The next morning, the Humvee is back with Julia, baldy and their Blackberries. Goldman goes into closed-door session with representatives of the National Bank of Greece and the Treasury officials of the Hellenic Republic. At this point, the Greek government owes the National Bank of Greece about seven billion dollars.
Goldman channels Houdini yet again. They create and execute what has come to be called “The Hellenic Swap.” And if you want to see some sleight of hand on the stage of international finance, watch this, because this kind of fiscal alchemy is going on 24/7 around the planet with governments large and small.
In December, 2008, Goldman arranges an interest rate swap between the Greek government and the National Bank of Greece (The Hellenic Swap).
THE HELLENIC SWAP
Under the terms of this arrangement, the Greek Government (the Hellenic Republic) is to receive fixed-interest payments from the National Bank of Greece of 4.5 % on $6.96 billion dollars.
In return, Greece agrees to pay the National Bank of Greece an interest rate of LIBOR + 6.6% on that amount of money. LIBOR was .8% at the time, making the Greece’s interest rate 7.4%. This rate could fluctuate but could never go below 6.6%.
As can be seen, the National Bank of Greece makes a profit of 2.9% on this swap (about $201,000,000 a year). Nice.
Except the National Bank of Greece doesn’t keep the swap. Not exactly.

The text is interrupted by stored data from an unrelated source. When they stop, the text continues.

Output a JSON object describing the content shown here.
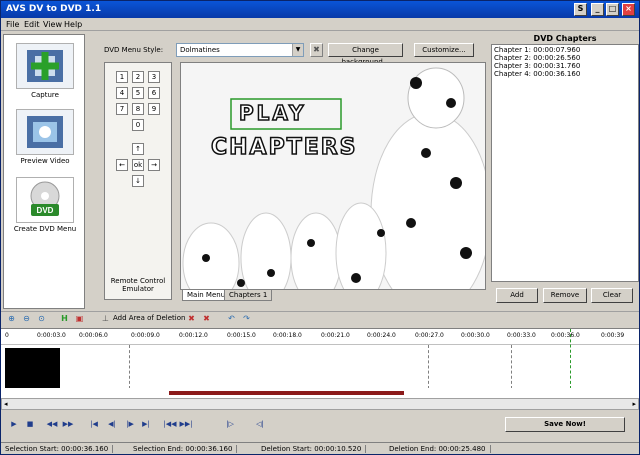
{
  "window": {
    "title": "AVS DV to DVD 1.1"
  },
  "menu": [
    "File",
    "Edit",
    "View",
    "Help"
  ],
  "sidebar": {
    "items": [
      {
        "label": "Capture",
        "icon": "film-plus-icon"
      },
      {
        "label": "Preview Video",
        "icon": "film-preview-icon"
      },
      {
        "label": "Create DVD Menu",
        "icon": "dvd-disc-icon"
      }
    ]
  },
  "menu_panel": {
    "style_label": "DVD Menu Style:",
    "style_value": "Dolmatines",
    "change_bg": "Change background...",
    "customize": "Customize...",
    "remote_label": "Remote Control Emulator",
    "keys": [
      "1",
      "2",
      "3",
      "4",
      "5",
      "6",
      "7",
      "8",
      "9",
      "0"
    ],
    "ok": "ok",
    "tabs": [
      "Main Menu",
      "Chapters 1"
    ],
    "preview_play": "PLAY",
    "preview_chapters": "CHAPTERS"
  },
  "chapters_panel": {
    "title": "DVD Chapters",
    "items": [
      "Chapter 1:  00:00:07.960",
      "Chapter 2:  00:00:26.560",
      "Chapter 3:  00:00:31.760",
      "Chapter 4:  00:00:36.160"
    ],
    "add": "Add",
    "remove": "Remove",
    "clear": "Clear"
  },
  "timeline": {
    "add_area": "Add Area of Deletion",
    "ticks": [
      "0",
      "0:00:03.0",
      "0:00:06.0",
      "0:00:09.0",
      "0:00:12.0",
      "0:00:15.0",
      "0:00:18.0",
      "0:00:21.0",
      "0:00:24.0",
      "0:00:27.0",
      "0:00:30.0",
      "0:00:33.0",
      "0:00:36.0",
      "0:00:39"
    ]
  },
  "save_label": "Save Now!",
  "status": {
    "sel_start": "Selection Start: 00:00:36.160",
    "sel_end": "Selection End: 00:00:36.160",
    "del_start": "Deletion Start: 00:00:10.520",
    "del_end": "Deletion End: 00:00:25.480"
  }
}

Shortly after setting up the interest rate swap between the government and the bank, Goldman sets up an entity in London called Titlos, PLC. The name isn’t important, but what they do is. Titlos is what is called a “Special Purpose Vehicle (SPV).” That means it is a legal entity that was set up for the sole purpose of conducting a financial transaction.
Titlos issues $6.96 billion worth of notes on which interest is payable.

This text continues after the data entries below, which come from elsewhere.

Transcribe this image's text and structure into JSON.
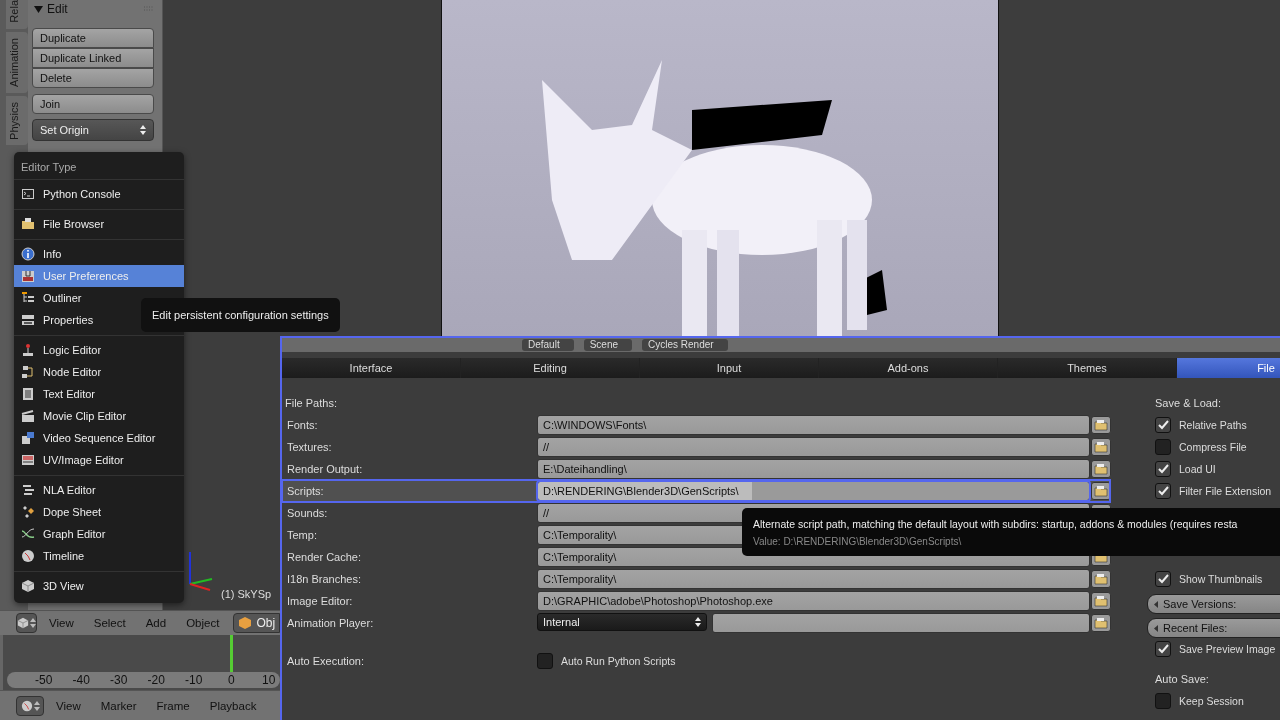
{
  "toolshelf": {
    "tabs": [
      "Rela",
      "Animation",
      "Physics"
    ],
    "panel": {
      "title": "Edit",
      "expanded": true,
      "button_group": [
        "Duplicate",
        "Duplicate Linked",
        "Delete"
      ],
      "join": "Join",
      "set_origin": "Set Origin"
    }
  },
  "editor_menu": {
    "title": "Editor Type",
    "groups": [
      [
        {
          "label": "Python Console",
          "selected": false
        }
      ],
      [
        {
          "label": "File Browser",
          "selected": false
        }
      ],
      [
        {
          "label": "Info",
          "selected": false
        },
        {
          "label": "User Preferences",
          "selected": true
        },
        {
          "label": "Outliner",
          "selected": false
        },
        {
          "label": "Properties",
          "selected": false
        }
      ],
      [
        {
          "label": "Logic Editor",
          "selected": false
        },
        {
          "label": "Node Editor",
          "selected": false
        },
        {
          "label": "Text Editor",
          "selected": false
        },
        {
          "label": "Movie Clip Editor",
          "selected": false
        },
        {
          "label": "Video Sequence Editor",
          "selected": false
        },
        {
          "label": "UV/Image Editor",
          "selected": false
        }
      ],
      [
        {
          "label": "NLA Editor",
          "selected": false
        },
        {
          "label": "Dope Sheet",
          "selected": false
        },
        {
          "label": "Graph Editor",
          "selected": false
        },
        {
          "label": "Timeline",
          "selected": false
        }
      ],
      [
        {
          "label": "3D View",
          "selected": false
        }
      ]
    ]
  },
  "menu_tooltip": "Edit persistent configuration settings",
  "viewport": {
    "object_label": "(1) SkYSp"
  },
  "view3d_header": {
    "menus": [
      "View",
      "Select",
      "Add",
      "Object"
    ],
    "mode": "Obj"
  },
  "timeline": {
    "ticks": [
      {
        "label": "-50",
        "current": false
      },
      {
        "label": "-40",
        "current": false
      },
      {
        "label": "-30",
        "current": false
      },
      {
        "label": "-20",
        "current": false
      },
      {
        "label": "-10",
        "current": false
      },
      {
        "label": "0",
        "current": true
      },
      {
        "label": "10",
        "current": false
      }
    ]
  },
  "timeline_header": {
    "menus": [
      "View",
      "Marker",
      "Frame",
      "Playback"
    ]
  },
  "info_header": {
    "layout": "Default",
    "scene": "Scene",
    "engine": "Cycles Render"
  },
  "preferences": {
    "tabs": [
      {
        "label": "Interface",
        "selected": false
      },
      {
        "label": "Editing",
        "selected": false
      },
      {
        "label": "Input",
        "selected": false
      },
      {
        "label": "Add-ons",
        "selected": false
      },
      {
        "label": "Themes",
        "selected": false
      },
      {
        "label": "File",
        "selected": true
      }
    ],
    "file_paths_heading": "File Paths:",
    "paths": [
      {
        "kind": "path",
        "label": "Fonts:",
        "value": "C:\\WINDOWS\\Fonts\\",
        "highlighted": false
      },
      {
        "kind": "path",
        "label": "Textures:",
        "value": "//",
        "highlighted": false
      },
      {
        "kind": "path",
        "label": "Render Output:",
        "value": "E:\\Dateihandling\\",
        "highlighted": false
      },
      {
        "kind": "path",
        "label": "Scripts:",
        "value": "D:\\RENDERING\\Blender3D\\GenScripts\\",
        "highlighted": true
      },
      {
        "kind": "path",
        "label": "Sounds:",
        "value": "//",
        "highlighted": false
      },
      {
        "kind": "path",
        "label": "Temp:",
        "value": "C:\\Temporality\\",
        "highlighted": false
      },
      {
        "kind": "path",
        "label": "Render Cache:",
        "value": "C:\\Temporality\\",
        "highlighted": false
      },
      {
        "kind": "path",
        "label": "I18n Branches:",
        "value": "C:\\Temporality\\",
        "highlighted": false
      },
      {
        "kind": "path",
        "label": "Image Editor:",
        "value": "D:\\GRAPHIC\\adobe\\Photoshop\\Photoshop.exe",
        "highlighted": false
      },
      {
        "kind": "dropdown",
        "label": "Animation Player:",
        "value": "Internal",
        "highlighted": false
      }
    ],
    "auto_execution": {
      "label": "Auto Execution:",
      "option": {
        "label": "Auto Run Python Scripts",
        "checked": false
      }
    },
    "save_load_heading": "Save & Load:",
    "save_load": [
      {
        "kind": "checkbox",
        "label": "Relative Paths",
        "checked": true
      },
      {
        "kind": "checkbox",
        "label": "Compress File",
        "checked": false
      },
      {
        "kind": "checkbox",
        "label": "Load UI",
        "checked": true
      },
      {
        "kind": "checkbox",
        "label": "Filter File Extension",
        "checked": true
      }
    ],
    "more_options": [
      {
        "kind": "checkbox",
        "label": "Show Thumbnails",
        "checked": true
      },
      {
        "kind": "number",
        "label": "Save Versions:"
      },
      {
        "kind": "number",
        "label": "Recent Files:"
      },
      {
        "kind": "checkbox",
        "label": "Save Preview Image",
        "checked": true
      }
    ],
    "auto_save_heading": "Auto Save:",
    "auto_save": [
      {
        "kind": "checkbox",
        "label": "Keep Session",
        "checked": false
      }
    ],
    "tooltip": {
      "description": "Alternate script path, matching the default layout with subdirs: startup, addons & modules (requires resta",
      "value": "Value: D:\\RENDERING\\Blender3D\\GenScripts\\"
    }
  }
}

Titlos then trades the notes to the National Bank of Greece in exchange for their rights to the Hellenic Swap. It so happens that the notes issued by Titlos are the same amount as the balance of the loan that Greece owed the bank ($6.96 billion).
Greece now owes Titlos the $6.96 billion and is paying the Goldman created shell the 7.4% interest while receiving a fixed rate of 4.5%.
Titlos receives money, takes an administrative fee and the 4.5% that it must pay Greece, and pays the balance to the National Bank of Greece which services the interest due on the notes.
And Shazam! The National Bank of Greece now has bonds that it can pledge to the European Central Bank so they can borrow some of that cheap money and lend it dear. In essence, Goldman has become a Central Bank creating money out of thin air.
We love you, Goldman.
(Two years later, when the country is on the verge of financial collapse, Goldman issues a statement downgrading the National Bank of Greece saying, “Greece faces both a liquidity and, potentially, a solvency problem. While we believe that, individually, Greek banks tend to be well-run, the problems they face are outside their operational control.”)
Isn’t that sweet?
Part III to follow shortyl
2 Replies to “A Greek Tragedy – Goldman Sachs and the European financial crisis”
there is a new movement in Greece now from various academics and intelectuals that is trying to form a commitie of accounting control to find out how the Greek dept is created, what is its content, how loans were signed and given and into wht extent this dept is legal and shoulde repaid or not. The story that you post here is one of the examples i guess of what they are tying to uncover. I would like your opinion on whether a dept created in such a way and that has to be repaid by the Greek citizens would have a chance to be proven odious from a legal perspective in any international court.
thank you in advance
Pardon the delay in responding. There was an admin glitch here on the blog.
That said, unfortunately, I am not a lawyer and don’t know the answer to your question.
What I can say is that the government has handled the finances of the country in a shameful manner. Whether these acts are illegal or not, I do not know.